Share

Tersadar

Aroma minyak angin menyeruak, aku merasa kepalaku berat sekali, kubuka mata berlahan. Kulihat Dokter Luna, Bik Uni dan Bang Ridho berdiri tak jauh dari saat aku berbaring.

Apa aku pingsan!

"Syukurlah kamu sudah sadar, Nun." Bang Ridho berkata dengan tersenyum.

"Aku kenapa?" tanyaku pada mereka.

"Ibu hanya tertekan dan stres. Ibu ngga papa, sebaiknya kalau ada suatu masalah lebih baik diselesaikan jangan sampai seperti ini. Tak baik untuk kesehatan. Saya kasih resep vitamin. Nanti ditebus ya!"

Aku mengangguk, dokter pamit dan diantar Bik Uni keluar. Aku berusaha duduk.

"Kamu kenapa si? Sebaiknya kalau memang kamu merasa sakit, menangislah! Menangis bukan berarti cengeng, namun itu lebih baik untuk mengurangi sakitmu. Jangan kamu tekan yang berefek pada kesehatan."

Aku hanya tersenyum kecut,"mungkin aku hanya butuh refresing, Bang. Biar otak tak bundel." Bohongku agar Bang Ridho tak terlalu merasa kasian padaku. Aku malu kalo harus dikasihani orang walau itu saudara sendiri.

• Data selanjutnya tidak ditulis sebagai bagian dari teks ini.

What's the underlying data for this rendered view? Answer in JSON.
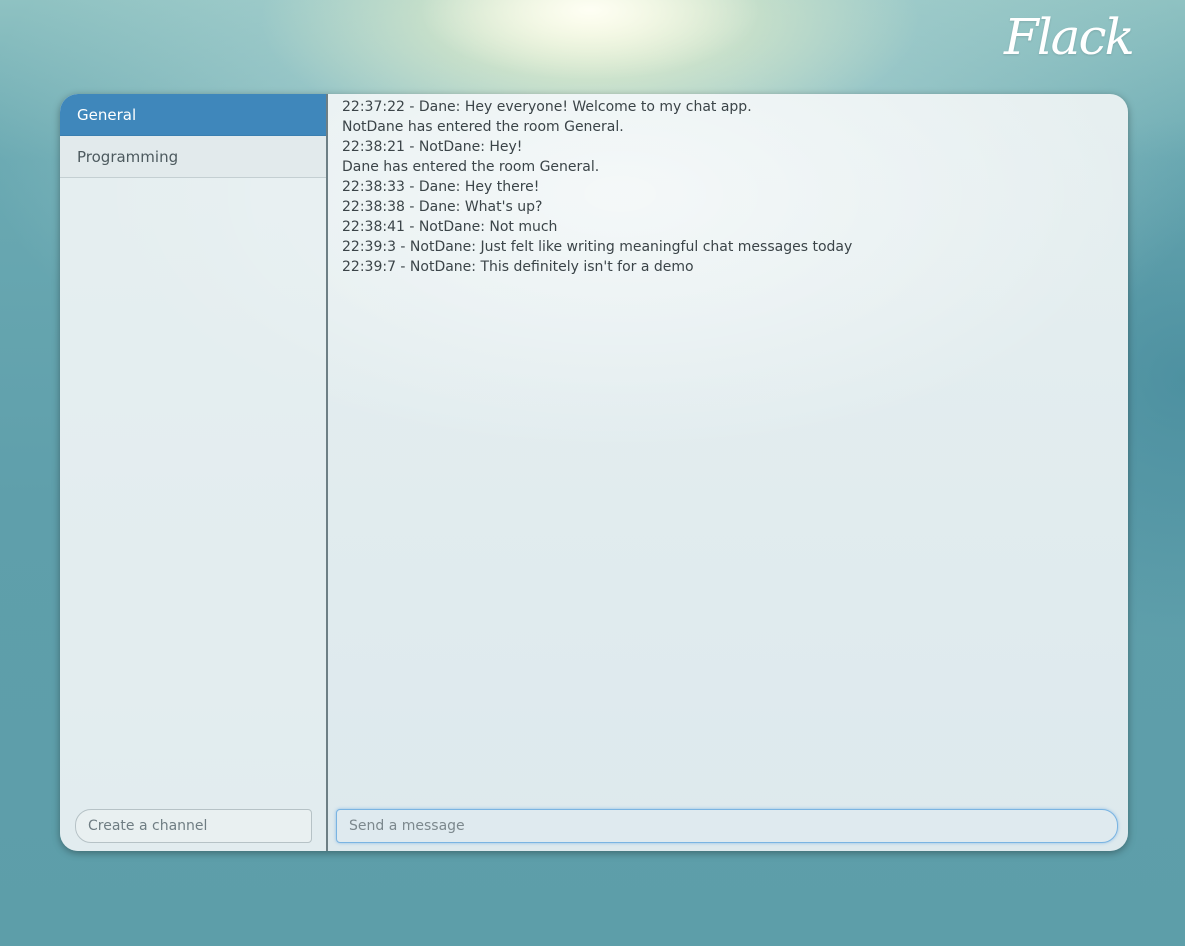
{
  "app": {
    "logo": "Flack"
  },
  "channels": [
    {
      "label": "General",
      "active": true
    },
    {
      "label": "Programming",
      "active": false
    }
  ],
  "create_channel": {
    "placeholder": "Create a channel",
    "value": ""
  },
  "messages": [
    "22:37:22 - Dane: Hey everyone! Welcome to my chat app.",
    "NotDane has entered the room General.",
    "22:38:21 - NotDane: Hey!",
    "Dane has entered the room General.",
    "22:38:33 - Dane: Hey there!",
    "22:38:38 - Dane: What's up?",
    "22:38:41 - NotDane: Not much",
    "22:39:3 - NotDane: Just felt like writing meaningful chat messages today",
    "22:39:7 - NotDane: This definitely isn't for a demo"
  ],
  "send_message": {
    "placeholder": "Send a message",
    "value": ""
  },
  "colors": {
    "active_channel": "#3f87bb",
    "page_background": "#5f9fab"
  }
}
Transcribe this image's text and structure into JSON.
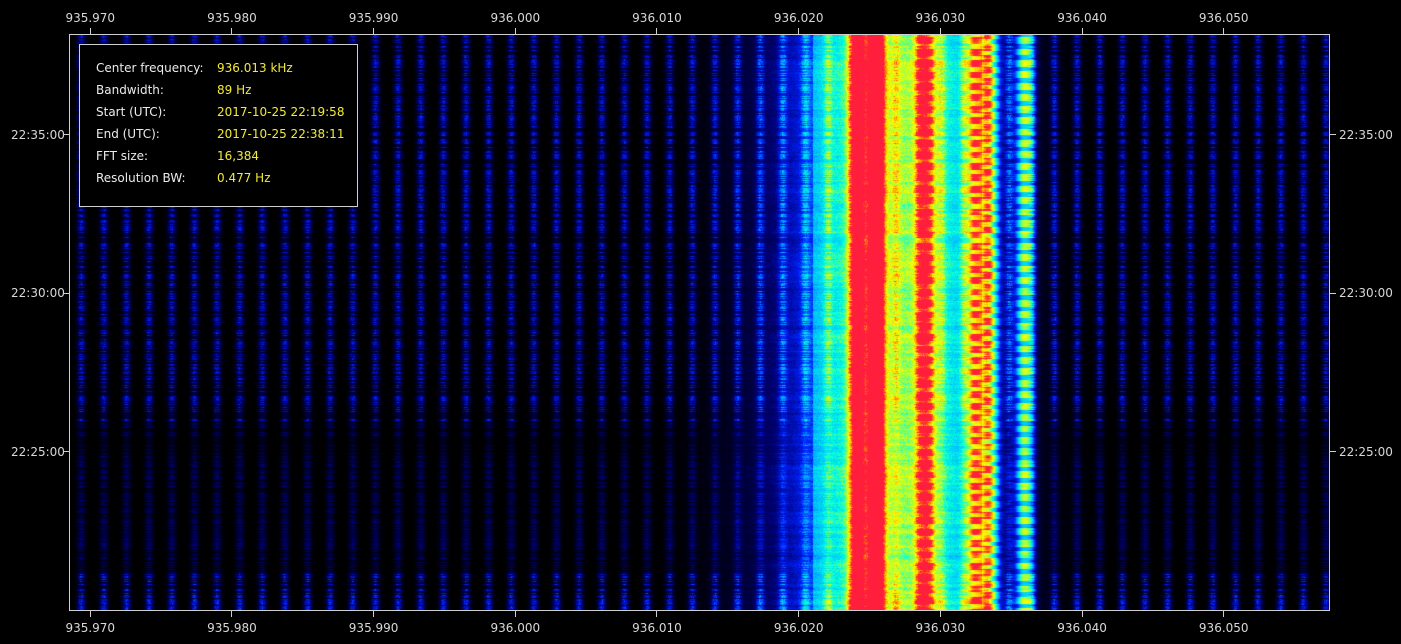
{
  "chart_data": {
    "type": "heatmap",
    "title": "",
    "xlabel": "",
    "ylabel": "",
    "x_unit": "kHz",
    "xlim": [
      935.9685,
      936.0575
    ],
    "ylim_utc": [
      "2017-10-25 22:19:58",
      "2017-10-25 22:38:11"
    ],
    "x_ticks": [
      "935.970",
      "935.980",
      "935.990",
      "936.000",
      "936.010",
      "936.020",
      "936.030",
      "936.040",
      "936.050"
    ],
    "x_tick_values": [
      935.97,
      935.98,
      935.99,
      936.0,
      936.01,
      936.02,
      936.03,
      936.04,
      936.05
    ],
    "y_ticks": [
      "22:35:00",
      "22:30:00",
      "22:25:00"
    ],
    "y_tick_values_minutes": [
      15.033,
      10.033,
      5.033
    ],
    "duration_minutes": 18.217,
    "colormap": [
      "#000000",
      "#00006e",
      "#0020ff",
      "#00b4ff",
      "#00ffe0",
      "#a0ff40",
      "#ffff00",
      "#ffa000",
      "#ff1e3c"
    ],
    "grid": false,
    "signals": [
      {
        "freq_khz": 936.0255,
        "strength": 1.0,
        "kind": "carrier"
      },
      {
        "freq_khz": 936.0242,
        "strength": 0.7,
        "kind": "carrier"
      },
      {
        "freq_khz": 936.029,
        "strength": 0.85,
        "kind": "intermittent"
      },
      {
        "freq_khz": 936.0325,
        "strength": 0.75,
        "kind": "intermittent"
      },
      {
        "freq_khz": 936.0335,
        "strength": 0.8,
        "kind": "intermittent"
      },
      {
        "freq_khz": 936.036,
        "strength": 0.7,
        "kind": "intermittent"
      }
    ]
  },
  "info_box": {
    "rows": [
      {
        "label": "Center frequency:",
        "value": "936.013 kHz"
      },
      {
        "label": "Bandwidth:",
        "value": "89 Hz"
      },
      {
        "label": "Start (UTC):",
        "value": "2017-10-25 22:19:58"
      },
      {
        "label": "End (UTC):",
        "value": "2017-10-25 22:38:11"
      },
      {
        "label": "FFT size:",
        "value": "16,384"
      },
      {
        "label": "Resolution BW:",
        "value": "0.477 Hz"
      }
    ]
  }
}
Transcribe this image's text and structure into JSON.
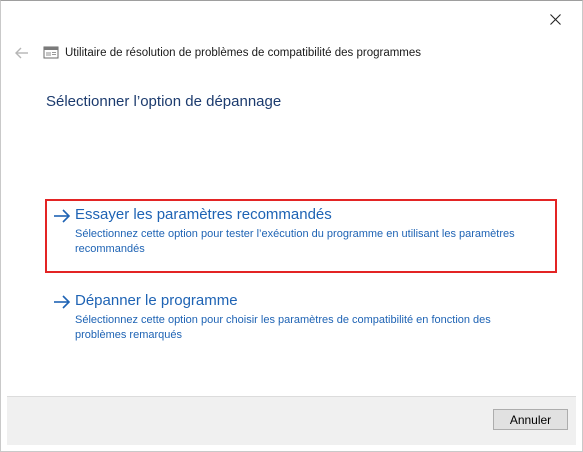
{
  "window": {
    "title": "Utilitaire de résolution de problèmes de compatibilité des programmes",
    "close_icon": "close-icon",
    "back_icon": "back-arrow-icon",
    "app_icon": "troubleshooter-app-icon"
  },
  "main": {
    "heading": "Sélectionner l’option de dépannage",
    "options": [
      {
        "title": "Essayer les paramètres recommandés",
        "description": "Sélectionnez cette option pour tester l’exécution du programme en utilisant les paramètres recommandés",
        "icon": "arrow-right-icon",
        "selected": true
      },
      {
        "title": "Dépanner le programme",
        "description": "Sélectionnez cette option pour choisir les paramètres de compatibilité en fonction des problèmes remarqués",
        "icon": "arrow-right-icon",
        "selected": false
      }
    ]
  },
  "footer": {
    "cancel_label": "Annuler"
  },
  "colors": {
    "link_blue": "#1e63b4",
    "heading_blue": "#1c3b6e",
    "highlight_red": "#e32424",
    "footer_bg": "#f0f0f0"
  }
}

"Mungkin nanti aku akan pulang kampung dulu, Bang. Kalau urusan perceraian dengan Mas Wisnu selesai. Kalau bisa akan menetap saja di sana. Aku kira lebih baik disana. Tak perlu bergelut dengan masa lalu yang akan terus melintas."

"Kalau kamu pulang kampung, bagaimana bisnismu?"

"Bisa aku pantau saja, Bang, dari jauh." Bang Ridho terdiam, mungkin tak ingin berdebat denganku.

"Oh iya, kita kan mau ketemu sama Wina, jam berapa ini? Aku tak mau Wina menunggu kita terlalu lama." aku bergegas akan turun dari tempat tidur namun Bang Ridho mencegah.

"Lebih baik kamu istirahat saja dulu, aku sudah batalkan pertemuan itu. Fisikmu sedang tak sehat."

Bukan fisikku yang sedang bermasalah, namun hatiku.

"Ngga papa, Bang. Aku sehat kok. Tadi cuma shock aja karena ternyata Mas Wisnu mengambil perhiasanku."

"Apa? Kurang ajar sekali. Bagaimana sampai itu terjadi?"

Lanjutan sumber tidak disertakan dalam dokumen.